Changes to the urology service at Guy's and St Thomas' foundation trust have eliminated long outpatient waiting lists. New patients are seen within 10 days of referral, while patients with established diseases are seen in disease-specific, nurse-led clinics.
The vision for the service was to develop efficient, effective and safe outpatient care. The aim was to eliminate delays, minimise queuing and bring all the different aspects of urological diagnosis together in one place.
The urology centre has been operating since January and the project was partly funded by a grant from the Guy's and St Thomas' Charity.
The grant also enabled a thorough review of the existing service to enhance efficiency and improve the experience and outcomes for patients. The new one-stop model was tested in pilot clinics. The following results were achieved:
70 per cent of patients received a diagnosis on the day;
50 per cent of patients who received a diagnosis could be reassured and discharged back to the care of their GP;
follow-up rates and hospital visits were dramatically reduced.
The ideas for the project were developed by a team led by consultant urologist Tim O'Brien and project manager Elaine Jenkins.
"My vision was to create a truly patient focused service, with minimal queues for appointments, more efficient hospital services and quicker diagnosis," says Mr O'Brien. "The new centre has a far more efficient way of working, which will save time, improve the patient experience and most importantly help save lives."
Key features of the new service include:
no waiting list for outpatients;
new patients are given appointments within 10 days of referral;
up to 120 patients can be seen each week;
consultations, ultrasound examination, cystoscopy, flow studies, urodynamics, prostate biopsy, and blood/urine testing are all available on the same day;
letters explaining the outcome of the visit are generated for patients before they leave the centre;
multidisciplinary disease-specific clinics are in place for prostate cancer,renal/testis cancer, bladder cancer, erectile dysfunction, stone disease, andcontinence;
the role of clinical nurse specialists has been expanded to help improve the care of patients with long-term diseases;
opportunities for teaching and research have been improved.
The purpose-built centre takes all aspects of patient care into account, including specifically designed changing and toilet facilities and a private booth allowing patients to hand over urine samples discreetly.
The new centre has also led to significant benefits for staff, with communication dramatically improved across the various staff groups.

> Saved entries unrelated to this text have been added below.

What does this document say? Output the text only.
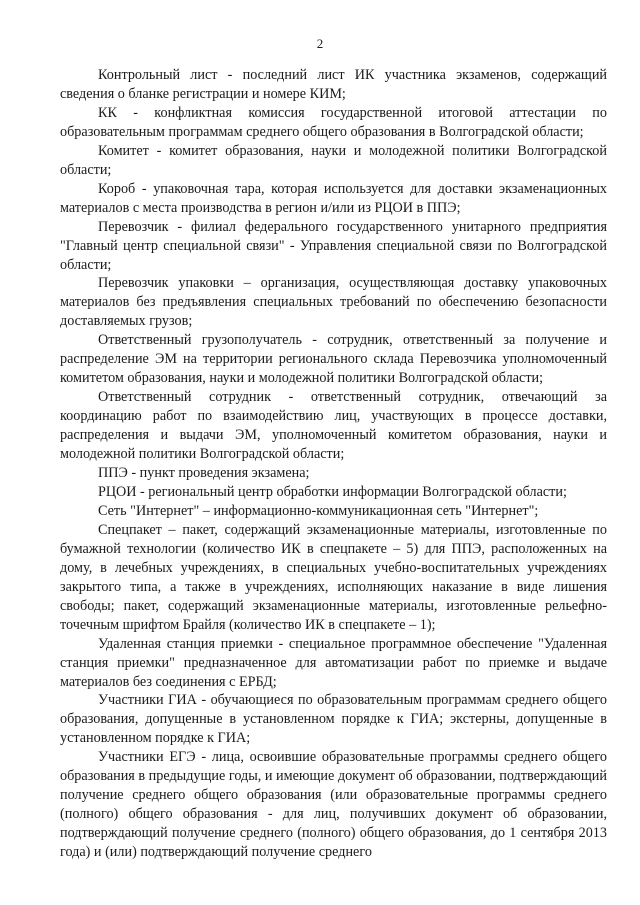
2

Контрольный лист - последний лист ИК участника экзаменов, содержащий сведения о бланке регистрации и номере КИМ;

КК - конфликтная комиссия государственной итоговой аттестации по образовательным программам среднего общего образования в Волгоградской области;

Комитет - комитет образования, науки и молодежной политики Волгоградской области;

Короб - упаковочная тара, которая используется для доставки экзаменационных материалов с места производства в регион и/или из РЦОИ в ППЭ;

Перевозчик - филиал федерального государственного унитарного предприятия "Главный центр специальной связи" - Управления специальной связи по Волгоградской области;

Перевозчик упаковки – организация, осуществляющая доставку упаковочных материалов без предъявления специальных требований по обеспечению безопасности доставляемых грузов;

Ответственный грузополучатель - сотрудник, ответственный за получение и распределение ЭМ на территории регионального склада Перевозчика уполномоченный комитетом образования, науки и молодежной политики Волгоградской области;

Ответственный сотрудник - ответственный сотрудник, отвечающий за координацию работ по взаимодействию лиц, участвующих в процессе доставки, распределения и выдачи ЭМ, уполномоченный комитетом образования, науки и молодежной политики Волгоградской области;

ППЭ - пункт проведения экзамена;

РЦОИ - региональный центр обработки информации Волгоградской области;

Сеть "Интернет" – информационно-коммуникационная сеть "Интернет";

Спецпакет – пакет, содержащий экзаменационные материалы, изготовленные по бумажной технологии (количество ИК в спецпакете – 5) для ППЭ, расположенных на дому, в лечебных учреждениях, в специальных учебно-воспитательных учреждениях закрытого типа, а также в учреждениях, исполняющих наказание в виде лишения свободы; пакет, содержащий экзаменационные материалы, изготовленные рельефно-точечным шрифтом Брайля (количество ИК в спецпакете – 1);

Удаленная станция приемки - специальное программное обеспечение "Удаленная станция приемки" предназначенное для автоматизации работ по приемке и выдаче материалов без соединения с ЕРБД;

Участники ГИА - обучающиеся по образовательным программам среднего общего образования, допущенные в установленном порядке к ГИА; экстерны, допущенные в установленном порядке к ГИА;

Участники ЕГЭ - лица, освоившие образовательные программы среднего общего образования в предыдущие годы, и имеющие документ об образовании, подтверждающий получение среднего общего образования (или образовательные программы среднего (полного) общего образования - для лиц, получивших документ об образовании, подтверждающий получение среднего (полного) общего образования, до 1 сентября 2013 года) и (или) подтверждающий получение среднего
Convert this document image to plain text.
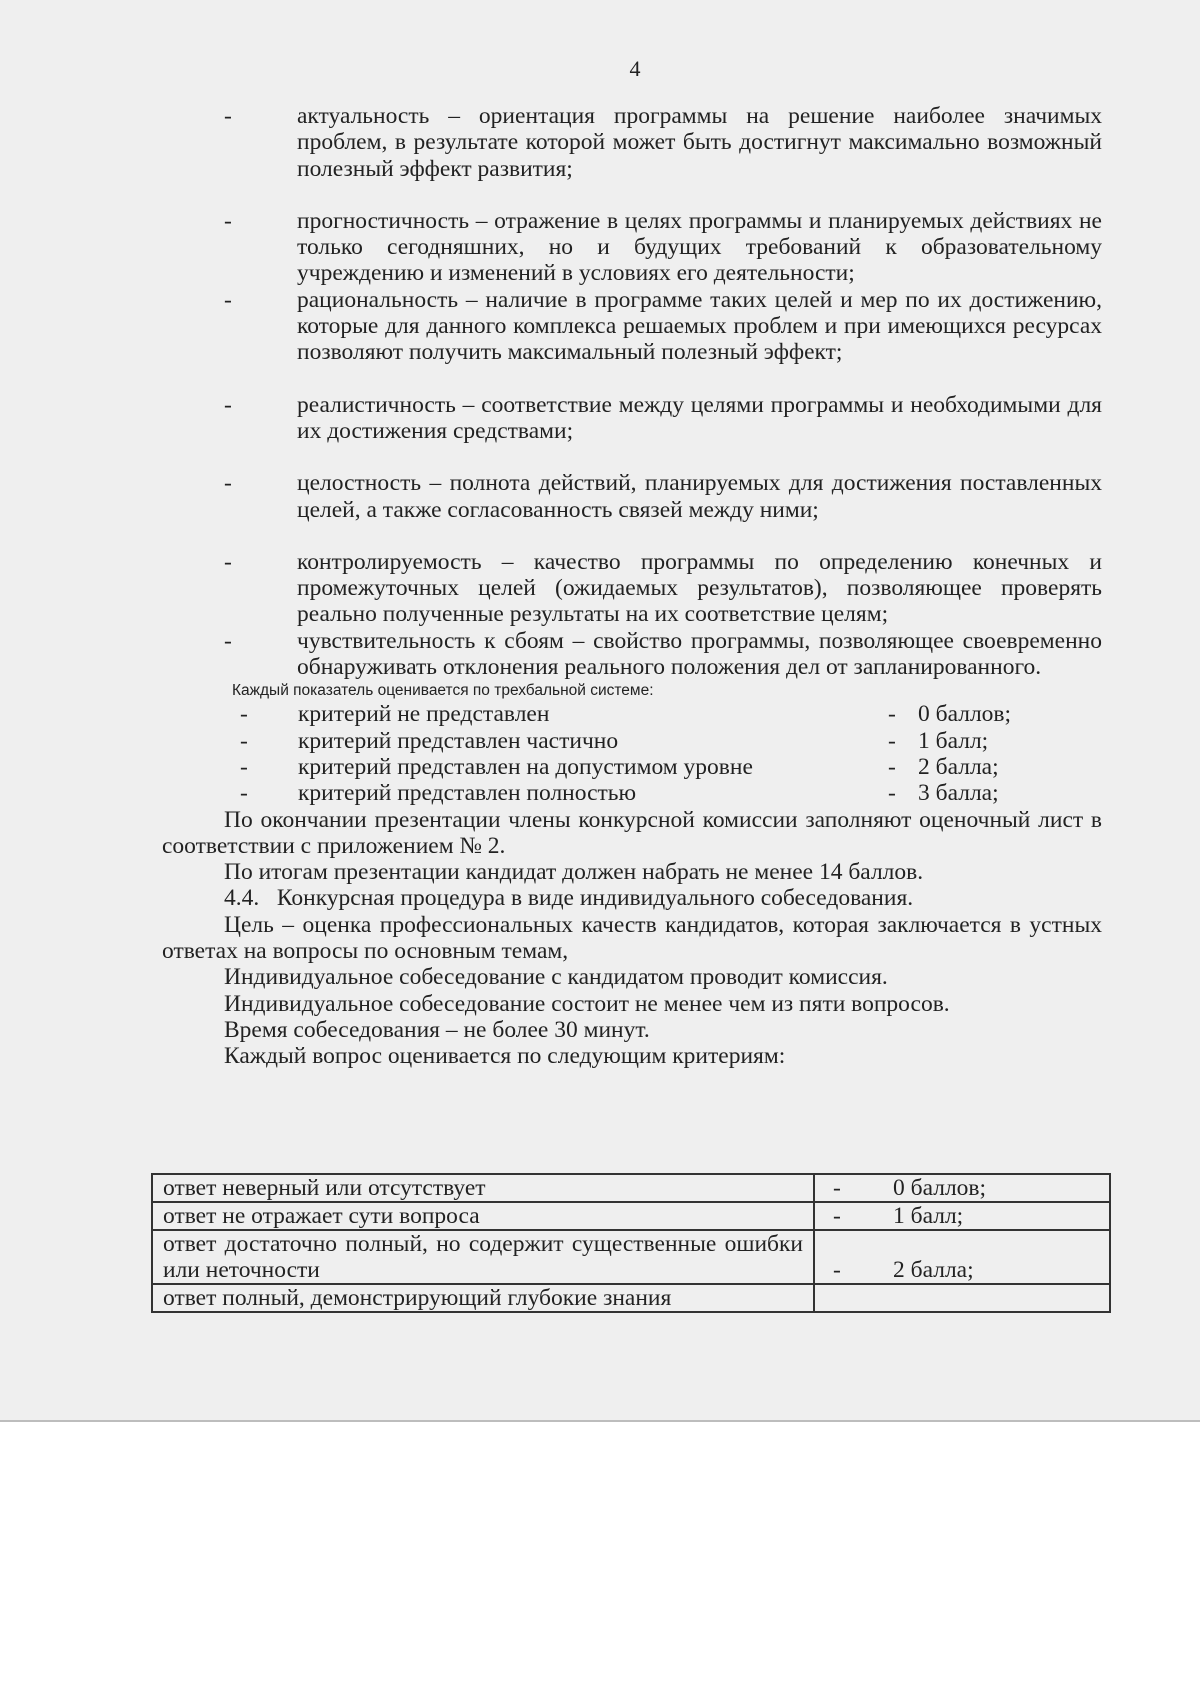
4
-	актуальность – ориентация программы на решение наиболее значимых проблем, в результате которой может быть достигнут максимально возможный полезный эффект развития;
-	прогностичность – отражение в целях программы и планируемых действиях не только сегодняшних, но и будущих требований к образовательному учреждению и изменений в условиях его деятельности;
-	рациональность – наличие в программе таких целей и мер по их достижению, которые для данного комплекса решаемых проблем и при имеющихся ресурсах позволяют получить максимальный полезный эффект;
-	реалистичность – соответствие между целями программы и необходимыми для их достижения средствами;
-	целостность – полнота действий, планируемых для достижения поставленных целей, а также согласованность связей между ними;
-	контролируемость – качество программы по определению конечных и промежуточных целей (ожидаемых результатов), позволяющее проверять реально полученные результаты на их соответствие целям;
-	чувствительность к сбоям – свойство программы, позволяющее своевременно обнаруживать отклонения реального положения дел от запланированного.
Каждый показатель оценивается по трехбальной системе:
-	критерий не представлен	- 0 баллов;
-	критерий представлен частично	- 1 балл;
-	критерий представлен на допустимом уровне	- 2 балла;
-	критерий представлен полностью	- 3 балла;

По окончании презентации члены конкурсной комиссии заполняют оценочный лист в соответствии с приложением № 2.

По итогам презентации кандидат должен набрать не менее 14 баллов.

4.4.   Конкурсная процедура в виде индивидуального собеседования.

Цель – оценка профессиональных качеств кандидатов, которая заключается в устных ответах на вопросы по основным темам,

Индивидуальное собеседование с кандидатом проводит комиссия.

Индивидуальное собеседование состоит не менее чем из пяти вопросов.

Время собеседования – не более 30 минут.

Каждый вопрос оценивается по следующим критериям:

ответ неверный или отсутствует	- 0 баллов;
ответ не отражает сути вопроса	- 1 балл;
ответ достаточно полный, но содержит существенные ошибки или неточности	- 2 балла;
ответ полный, демонстрирующий глубокие знания	
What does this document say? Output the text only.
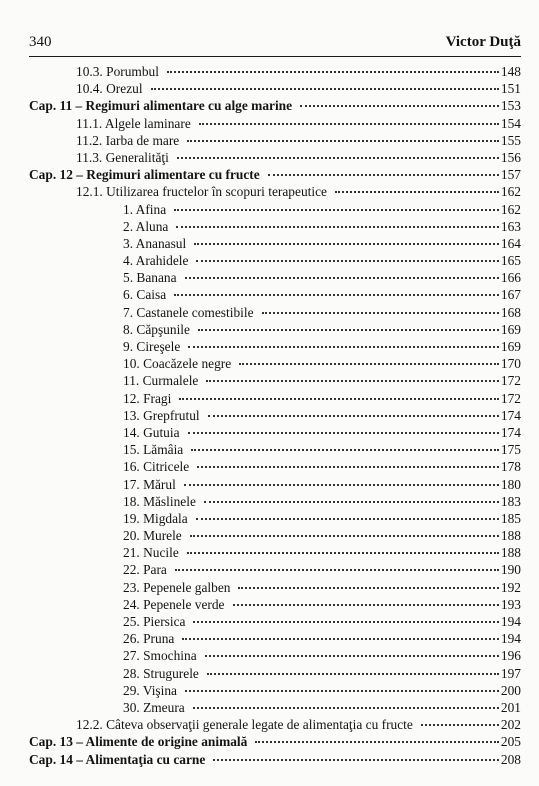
340	Victor Duţă
10.3. Porumbul	148
10.4. Orezul	151
Cap. 11 – Regimuri alimentare cu alge marine	153
11.1. Algele laminare	154
11.2. Iarba de mare	155
11.3. Generalităţi	156
Cap. 12 – Regimuri alimentare cu fructe	157
12.1. Utilizarea fructelor în scopuri terapeutice	162
1. Afina	162
2. Aluna	163
3. Ananasul	164
4. Arahidele	165
5. Banana	166
6. Caisa	167
7. Castanele comestibile	168
8. Căpşunile	169
9. Cireşele	169
10. Coacăzele negre	170
11. Curmalele	172
12. Fragi	172
13. Grepfrutul	174
14. Gutuia	174
15. Lămâia	175
16. Citricele	178
17. Mărul	180
18. Măslinele	183
19. Migdala	185
20. Murele	188
21. Nucile	188
22. Para	190
23. Pepenele galben	192
24. Pepenele verde	193
25. Piersica	194
26. Pruna	194
27. Smochina	196
28. Strugurele	197
29. Vişina	200
30. Zmeura	201
12.2. Câteva observaţii generale legate de alimentaţia cu fructe	202
Cap. 13 – Alimente de origine animală	205
Cap. 14 – Alimentaţia cu carne	208
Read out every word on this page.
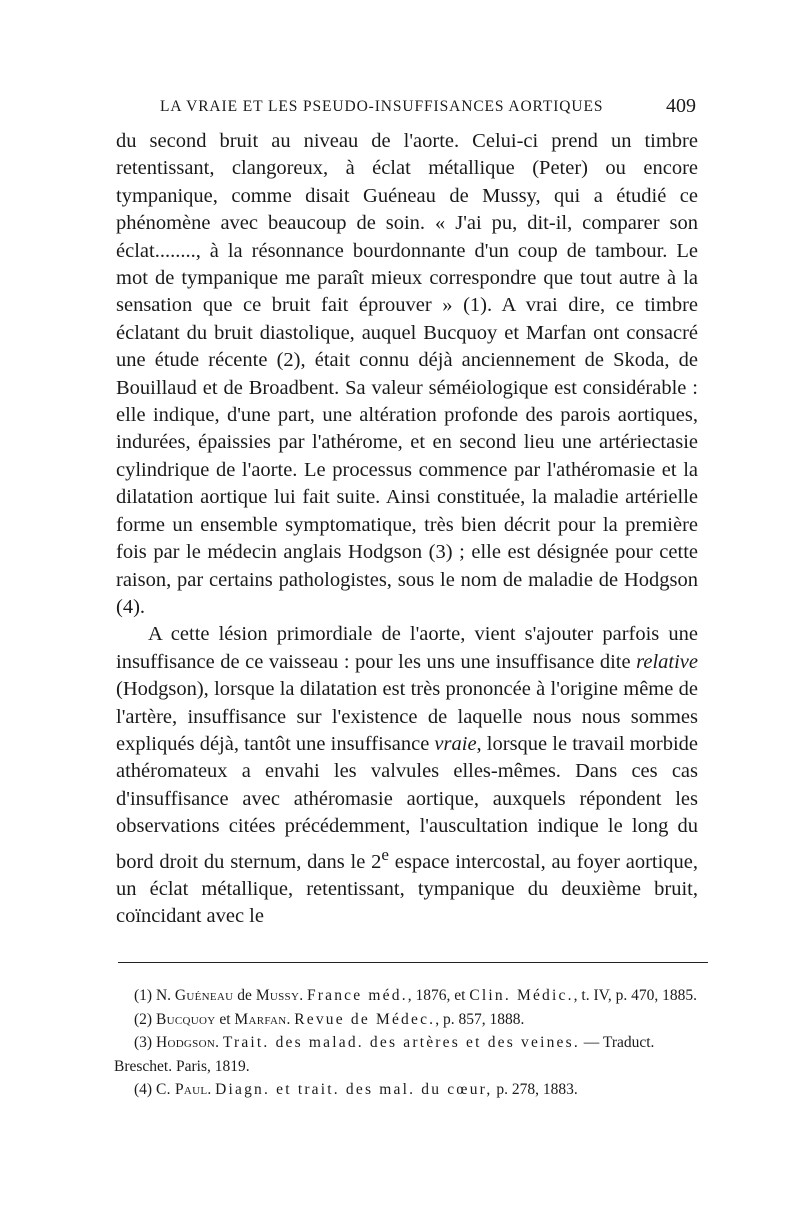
LA VRAIE ET LES PSEUDO-INSUFFISANCES AORTIQUES	409

du second bruit au niveau de l'aorte. Celui-ci prend un timbre retentissant, clangoreux, à éclat métallique (Peter) ou encore tympanique, comme disait Guéneau de Mussy, qui a étudié ce phénomène avec beaucoup de soin. « J'ai pu, dit-il, comparer son éclat........, à la résonnance bourdonnante d'un coup de tambour. Le mot de tympanique me paraît mieux correspondre que tout autre à la sensation que ce bruit fait éprouver » (1). A vrai dire, ce timbre éclatant du bruit diastolique, auquel Bucquoy et Marfan ont consacré une étude récente (2), était connu déjà anciennement de Skoda, de Bouillaud et de Broadbent. Sa valeur séméiologique est considérable : elle indique, d'une part, une altération profonde des parois aortiques, indurées, épaissies par l'athérome, et en second lieu une artériectasie cylindrique de l'aorte. Le processus commence par l'athéromasie et la dilatation aortique lui fait suite. Ainsi constituée, la maladie artérielle forme un ensemble symptomatique, très bien décrit pour la première fois par le médecin anglais Hodgson (3) ; elle est désignée pour cette raison, par certains pathologistes, sous le nom de maladie de Hodgson (4).

A cette lésion primordiale de l'aorte, vient s'ajouter parfois une insuffisance de ce vaisseau : pour les uns une insuffisance dite relative (Hodgson), lorsque la dilatation est très prononcée à l'origine même de l'artère, insuffisance sur l'existence de laquelle nous nous sommes expliqués déjà, tantôt une insuffisance vraie, lorsque le travail morbide athéromateux a envahi les valvules elles-mêmes. Dans ces cas d'insuffisance avec athéromasie aortique, auxquels répondent les observations citées précédemment, l'auscultation indique le long du bord droit du sternum, dans le 2e espace intercostal, au foyer aortique, un éclat métallique, retentissant, tympanique du deuxième bruit, coïncidant avec le

(1) N. Guéneau de Mussy. France méd., 1876, et Clin. Médic., t. IV, p. 470, 1885.

(2) Bucquoy et Marfan. Revue de Médec., p. 857, 1888.

(3) Hodgson. Trait. des malad. des artères et des veines. — Traduct. Breschet. Paris, 1819.

(4) C. Paul. Diagn. et trait. des mal. du cœur, p. 278, 1883.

For the first time, the offices and the clinical areas are near each other, which means it is much easier to communicate or call ad-hoc meetings to deal with issues as they arise.
The transformation of the centre has also had a positive impact on staff morale. Feedback from clinical staff has been that they all enjoy working in the new way. Radiologists and sonographers particularly appreciate the opportunity to interact and discuss cases (with the patient present) with the surgeons, which is multi-disciplinary working at its best.
Salma Hasnain, lead superintendent sonographer at the trust, said: "The promotion of an excellent multidisciplinary approach for all professionals allows good communication between the different staff groups in patient diagnosis. The sonographers enjoy working in the centre as it facilitates a more focused teaching environment and the opportunity to be involved in research and development."
New roles have also been created. Clinical nurse specialists now have enhanced roles around the management of patients with established disease and in undertaking investigations, prostate biopsies and flexiscopes.
The role of clinic co-ordinator has also been created. This administrator oversees the patient referral pathway from receipt of referral letter until the patient is discharged from the one-stop clinic. The clinic co-ordinator liaises with patients, GPs and consultants to ensure relevant tests and paperwork are completed before the patient attends.